In order to create a workspace we need to track the following kinds of memory: Allocated memory: This is memory that has been explicitly allocated by the workspace for a particular operation or computation.

External memory: This is memory that has been allocated outside of the workspace, but is being used by operations within the workspace. External memory can be useful when working with large datasets or models that do not fit entirely within the workspace.

Unreferenced memory: This is memory that has been allocated by the workspace, but is no longer being used by any operations or computations. Unreferenced memory can be automatically deallocated by the workspace to free up memory resources.

Workspace memory: This is memory that has been explicitly allocated by the workspace itself for managing memory and workspace state. Workspace memory can include things like memory for managing scope, tracking allocations and deallocations, and managing internal structures.

Gradient memory: This is memory that is used for storing gradients during backpropagation during training. DL4J's workspaces can track different types of gradient memory, including standard gradients, external gradients, and deferred gradients.

Note that misuse can cause memory leaks in the following ways: Not closing the workspace properly: If a workspace is not properly closed after use, it can cause a memory leak. This can happen when a user forgets to close the workspace or when an exception occurs and the workspace is not closed in the catch block.

Using a workspace for too long: If a workspace is used for too long, it can cause a memory leak. This can happen if the workspace is reused too many times or if it is not cleared after each use.

Holding onto references: If references to objects created within a workspace are held onto for too long, it can cause a memory leak. This can happen if objects are not released from the workspace after they are no longer needed.

Using too many workspaces: If too many workspaces are created, it can cause a memory leak. This can happen if workspaces are created unnecessarily or if they are not properly managed.

Incorrect workspace configuration: If the workspace is configured incorrectly, it can cause a memory leak. This can happen if the workspace is not allocated enough memory or if the allocation policy is not set correctly.

Consequences

Advantages

  • Memory allocation: Workspaces allow for pre-allocation of memory to avoid the overhead associated with dynamic memory allocation during training.

  • Memory reuse: By reusing allocated memory rather than allocating new memory for each operation, workspaces help to reduce memory fragmentation and improve performance.

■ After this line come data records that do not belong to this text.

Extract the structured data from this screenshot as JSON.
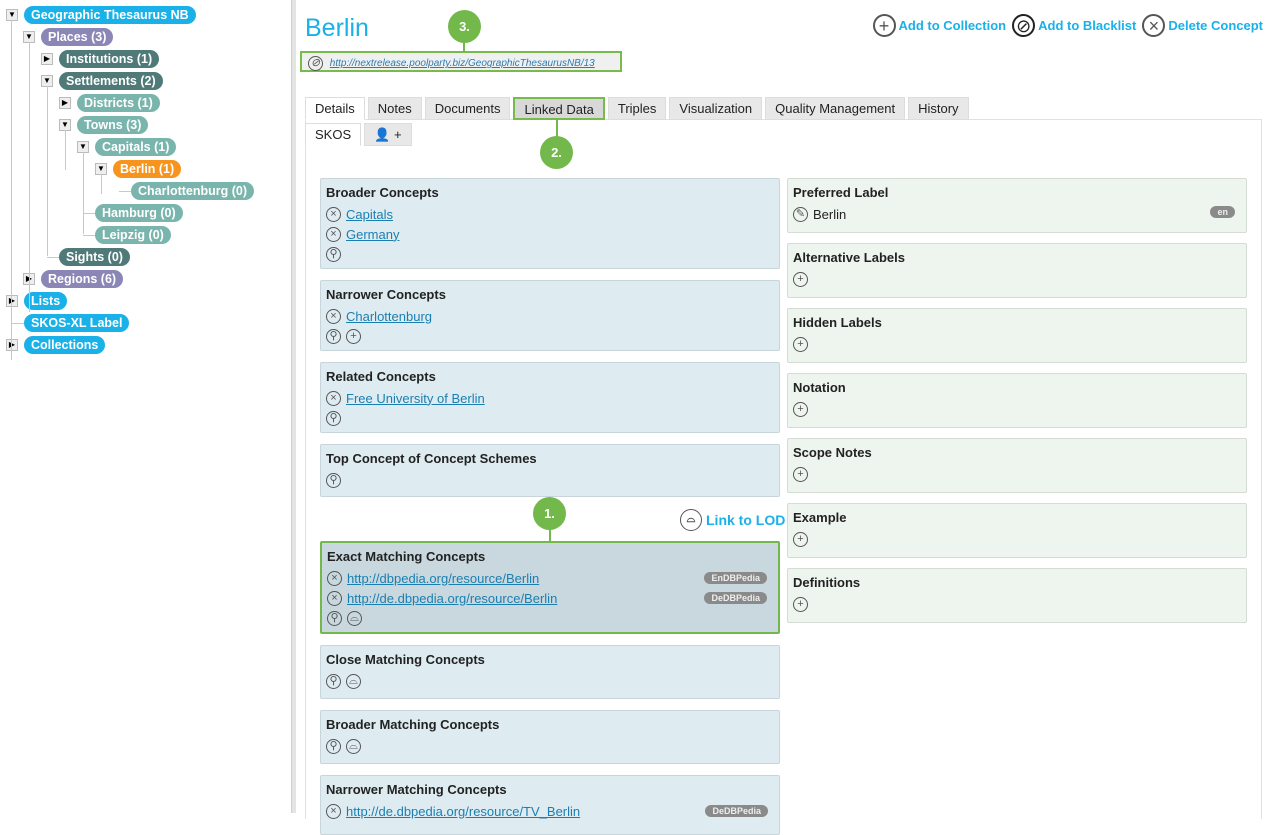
{
  "tree": [
    {
      "label": "Geographic Thesaurus NB",
      "level": 0,
      "kind": "root",
      "toggle": "open"
    },
    {
      "label": "Places (3)",
      "level": 1,
      "kind": "top",
      "toggle": "open"
    },
    {
      "label": "Institutions (1)",
      "level": 2,
      "kind": "dark",
      "toggle": "closed"
    },
    {
      "label": "Settlements (2)",
      "level": 2,
      "kind": "dark",
      "toggle": "open"
    },
    {
      "label": "Districts (1)",
      "level": 3,
      "kind": "light",
      "toggle": "closed"
    },
    {
      "label": "Towns (3)",
      "level": 3,
      "kind": "light",
      "toggle": "open"
    },
    {
      "label": "Capitals (1)",
      "level": 4,
      "kind": "light",
      "toggle": "open"
    },
    {
      "label": "Berlin (1)",
      "level": 5,
      "kind": "selected",
      "toggle": "open"
    },
    {
      "label": "Charlottenburg (0)",
      "level": 6,
      "kind": "light",
      "toggle": "none"
    },
    {
      "label": "Hamburg (0)",
      "level": 4,
      "kind": "light",
      "toggle": "none"
    },
    {
      "label": "Leipzig (0)",
      "level": 4,
      "kind": "light",
      "toggle": "none"
    },
    {
      "label": "Sights (0)",
      "level": 2,
      "kind": "dark",
      "toggle": "none"
    },
    {
      "label": "Regions (6)",
      "level": 1,
      "kind": "top",
      "toggle": "closed"
    },
    {
      "label": "Lists",
      "level": 0,
      "kind": "root",
      "toggle": "closed"
    },
    {
      "label": "SKOS-XL Label",
      "level": 0,
      "kind": "root",
      "toggle": "none"
    },
    {
      "label": "Collections",
      "level": 0,
      "kind": "root",
      "toggle": "closed"
    }
  ],
  "colors": {
    "root": "#1ab0e8",
    "top": "#8a86b5",
    "dark": "#4f7a78",
    "light": "#7ab5ad",
    "selected": "#f7941d",
    "accent": "#1ab0e8",
    "highlight": "#72b84a"
  },
  "concept": {
    "title": "Berlin",
    "uri": "http://nextrelease.poolparty.biz/GeographicThesaurusNB/13"
  },
  "actions": [
    {
      "label": "Add to Collection",
      "icon": "plus-circle-icon"
    },
    {
      "label": "Add to Blacklist",
      "icon": "ban-icon"
    },
    {
      "label": "Delete Concept",
      "icon": "x-circle-icon"
    }
  ],
  "tabs": [
    "Details",
    "Notes",
    "Documents",
    "Linked Data",
    "Triples",
    "Visualization",
    "Quality Management",
    "History"
  ],
  "active_tab": "Details",
  "subtabs": {
    "skos": "SKOS",
    "add_user": "+"
  },
  "link_to_lod": "Link to LOD",
  "markers": {
    "m1": "1.",
    "m2": "2.",
    "m3": "3."
  },
  "left_panels": [
    {
      "title": "Broader Concepts",
      "items": [
        {
          "text": "Capitals"
        },
        {
          "text": "Germany"
        }
      ],
      "tools": [
        "link"
      ]
    },
    {
      "title": "Narrower Concepts",
      "items": [
        {
          "text": "Charlottenburg"
        }
      ],
      "tools": [
        "link",
        "add"
      ]
    },
    {
      "title": "Related Concepts",
      "items": [
        {
          "text": "Free University of Berlin"
        }
      ],
      "tools": [
        "link"
      ]
    },
    {
      "title": "Top Concept of Concept Schemes",
      "items": [],
      "tools": [
        "link"
      ]
    },
    {
      "title": "Exact Matching Concepts",
      "items": [
        {
          "text": "http://dbpedia.org/resource/Berlin",
          "badge": "EnDBPedia"
        },
        {
          "text": "http://de.dbpedia.org/resource/Berlin",
          "badge": "DeDBPedia"
        }
      ],
      "tools": [
        "link",
        "lod"
      ],
      "highlight": true
    },
    {
      "title": "Close Matching Concepts",
      "items": [],
      "tools": [
        "link",
        "lod"
      ]
    },
    {
      "title": "Broader Matching Concepts",
      "items": [],
      "tools": [
        "link",
        "lod"
      ]
    },
    {
      "title": "Narrower Matching Concepts",
      "items": [
        {
          "text": "http://de.dbpedia.org/resource/TV_Berlin",
          "badge": "DeDBPedia"
        }
      ],
      "tools": []
    }
  ],
  "right_panels": [
    {
      "title": "Preferred Label",
      "value": "Berlin",
      "lang": "en"
    },
    {
      "title": "Alternative Labels"
    },
    {
      "title": "Hidden Labels"
    },
    {
      "title": "Notation"
    },
    {
      "title": "Scope Notes"
    },
    {
      "title": "Example"
    },
    {
      "title": "Definitions"
    }
  ]
}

  • Scope management: Workspaces are created within a particular scope and can be closed once they are no longer needed. This allows for efficient memory management and prevents memory leaks.

  • Automatic deallocation: When a workspace is closed, any memory that was allocated within the workspace is automatically deallocated, freeing up memory resources for other operations.

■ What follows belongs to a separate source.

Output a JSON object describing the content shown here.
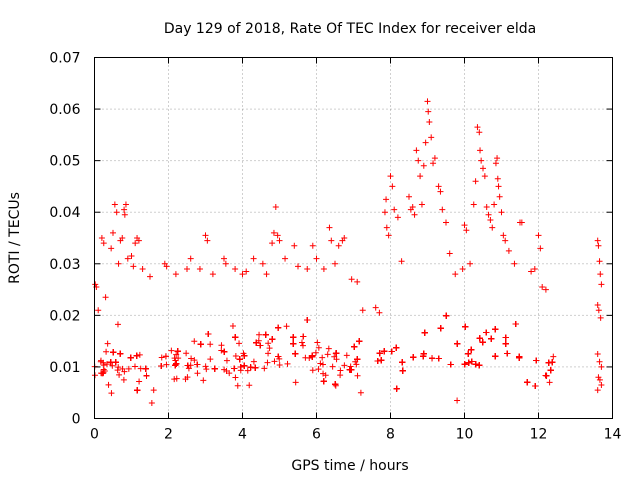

Multiple workspaces: DL4J allows for the creation of multiple workspaces, which can be useful when running multiple models or training processes simultaneously.

Disadvantages

  • Increased code complexity: Implementing workspaces in your code can add an additional layer of complexity and require more careful management of workspace creation and usage.

  • Memory overhead: Workspaces require some overhead for workspace creation, management, and tracking, which can increase memory usage.

  • Workspace size limitations: Since workspaces are pre-allocated with a fixed size, there may be cases where the allocated size is not sufficient for larger models or datasets. This can limit the performance and accuracy of the training process.

  • Training slowdowns: Depending on the specific use case and how workspaces are implemented, there may be cases where using workspaces could actually slow down the training process rather than speed it up.

  • Learning curve: Using workspaces effectively requires a good understanding of how they work and how to manage them properly, which may require some additional learning and training time.